Cho Tae-yong (right) stands next to President Yoon Suk Yeol on Tuesday as they pose for photograph after the National Assembly approved his appointment as the director of the South Korean spy agency. (Yonhap)
Cho Tae-yong was sworn in on Wednesday as President Yoon Suk Yeol’s second director of the National Intelligence Service, filling the vacancy since his predecessor, Kim Kyou-hyun, left the post about two months ago.
In his first address Wednesday as the NIS chief, Cho vowed to turn the NIS into an agency “worthy of the trust of the South Korean people” during his tenure -- in an apparent reference to the internal power struggle at the agency, which had spilled over into public view in recent months.
He cited “North Korea’s increasingly open ambitions to upgrade its nuclear and missile capabilities” and the “intensifying US-China rivalry” as some of the security challenges facing the country and the agency.
In response to lawmakers last week, Cho forecast heightened risks of North Korea carrying out weapons tests and other provocations this year.
North Korea is ready to conduct its next nuclear test “any time,” the timing of which would depend on North Korean leader Kim Jong-un’s “political determination,” he said. After the new Hwasan-31 nuclear warhead was unveiled in March last year, the demand for another nuclear test to verify its performance has become “higher than ever.”

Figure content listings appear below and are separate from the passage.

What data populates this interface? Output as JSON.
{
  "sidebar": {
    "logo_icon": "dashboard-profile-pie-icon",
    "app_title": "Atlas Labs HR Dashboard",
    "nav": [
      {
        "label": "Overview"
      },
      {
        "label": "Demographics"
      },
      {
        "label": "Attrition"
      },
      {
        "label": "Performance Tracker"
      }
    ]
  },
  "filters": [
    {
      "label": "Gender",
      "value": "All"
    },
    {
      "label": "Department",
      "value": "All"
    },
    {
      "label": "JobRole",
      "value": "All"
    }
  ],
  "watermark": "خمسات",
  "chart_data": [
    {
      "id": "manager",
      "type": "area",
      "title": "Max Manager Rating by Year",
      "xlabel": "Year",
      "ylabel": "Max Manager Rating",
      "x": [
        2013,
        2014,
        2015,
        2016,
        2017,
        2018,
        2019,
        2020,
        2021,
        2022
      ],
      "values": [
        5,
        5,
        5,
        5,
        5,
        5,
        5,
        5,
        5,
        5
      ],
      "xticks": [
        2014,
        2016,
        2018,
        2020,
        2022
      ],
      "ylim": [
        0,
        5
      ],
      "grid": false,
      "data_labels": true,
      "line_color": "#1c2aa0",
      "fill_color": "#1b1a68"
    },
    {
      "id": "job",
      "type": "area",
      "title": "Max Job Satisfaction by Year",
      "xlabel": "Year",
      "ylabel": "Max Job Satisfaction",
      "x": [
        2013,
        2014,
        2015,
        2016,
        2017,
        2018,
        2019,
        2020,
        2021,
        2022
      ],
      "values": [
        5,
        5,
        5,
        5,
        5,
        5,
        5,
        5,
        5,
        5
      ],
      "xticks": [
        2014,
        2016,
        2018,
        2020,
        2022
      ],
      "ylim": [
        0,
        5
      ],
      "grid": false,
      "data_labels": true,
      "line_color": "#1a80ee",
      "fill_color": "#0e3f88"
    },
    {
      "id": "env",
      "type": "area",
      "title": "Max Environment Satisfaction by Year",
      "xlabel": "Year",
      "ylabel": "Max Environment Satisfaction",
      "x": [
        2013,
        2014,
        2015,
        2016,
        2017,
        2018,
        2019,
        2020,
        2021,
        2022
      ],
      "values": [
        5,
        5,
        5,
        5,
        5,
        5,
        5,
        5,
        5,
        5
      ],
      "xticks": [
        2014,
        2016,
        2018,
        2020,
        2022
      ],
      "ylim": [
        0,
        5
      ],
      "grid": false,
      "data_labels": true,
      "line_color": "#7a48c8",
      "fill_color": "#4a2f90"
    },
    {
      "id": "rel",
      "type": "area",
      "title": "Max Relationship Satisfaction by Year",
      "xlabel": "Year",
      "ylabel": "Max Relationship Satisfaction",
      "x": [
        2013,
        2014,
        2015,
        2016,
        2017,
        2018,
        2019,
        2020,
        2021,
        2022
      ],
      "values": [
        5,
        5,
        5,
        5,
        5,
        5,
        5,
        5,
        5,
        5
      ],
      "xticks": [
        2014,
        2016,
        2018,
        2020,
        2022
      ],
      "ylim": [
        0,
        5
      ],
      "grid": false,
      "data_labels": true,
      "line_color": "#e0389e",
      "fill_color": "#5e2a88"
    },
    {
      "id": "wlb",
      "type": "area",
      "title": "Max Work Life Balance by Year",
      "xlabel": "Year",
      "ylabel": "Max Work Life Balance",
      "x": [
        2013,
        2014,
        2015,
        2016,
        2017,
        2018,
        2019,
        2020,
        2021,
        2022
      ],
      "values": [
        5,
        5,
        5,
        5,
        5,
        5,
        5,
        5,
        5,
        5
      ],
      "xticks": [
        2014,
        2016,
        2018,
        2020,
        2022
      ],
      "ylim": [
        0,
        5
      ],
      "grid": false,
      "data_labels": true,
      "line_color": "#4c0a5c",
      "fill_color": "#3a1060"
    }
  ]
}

He said that North Korea may try to “undermine the stability of the governments of South Korea and the US” through “various types of provocations” using conventional weapons as well as nuclear and missile tests.
On the North’s Kim calling the South “a hostile country” at a year-end key party meeting, he said that such rhetoric was a continuation of the “demonstration of hostility toward South Korea” since before his rise to power in 2012.
Cho said that it was “highly regrettable” that the Kim has rejected the idea of shared statehood with South Korea, and that the North Korean leader should respond to the South’s efforts to reunite families separated during the Korean war.
He added that dialogue with North Korea should take place in a way that can “actually contribute to establishing peace and stability on the Korean Peninsula”
He said that as the NIS chief, he would do his part to support the Yoon administration’s aim of establishing “peace through force” by picking up signs of North Korean provocations early on.
His appointment was confirmed by Yoon on Tuesday afternoon, shortly following the National Assembly’s approval earlier that day -- despite a bruising confirmation hearing, in which some controversies in his personal life came to light.
At the confirmation hearing held a week ago, he faced scrutiny over his history of traffic offenses, most notably one from 1999 in which he was caught driving under the influence. He had his license suspended for 100 days and was sentenced to a fine of 700,000 won ($536).
“It is something that I should not have done, and it will not happen again,” he said on his DUI record.
Yoon tapping Cho to lead the NIS was also criticized by some opposition lawmakers as a “recycled choice.” Up until his nomination as spy chief in December, he was the president’s national security adviser and before that his top ambassador to the US.
Cho worked for the Ministry of Foreign Affairs for about 30 years before he was recruited in May 2019 by the People Power Party, which was then called the Liberty Korea Party. He entered the National Assembly as a proportional representative in 2020. He had left the ministry to join the conservative party to protest the North Korea policies of previous President Moon Jae-in, of the Democratic Party of Korea.
Over his career as a public servant, he held senior roles for the presidents of both parties and took part in key efforts to denuclearize North Korea across several administrations.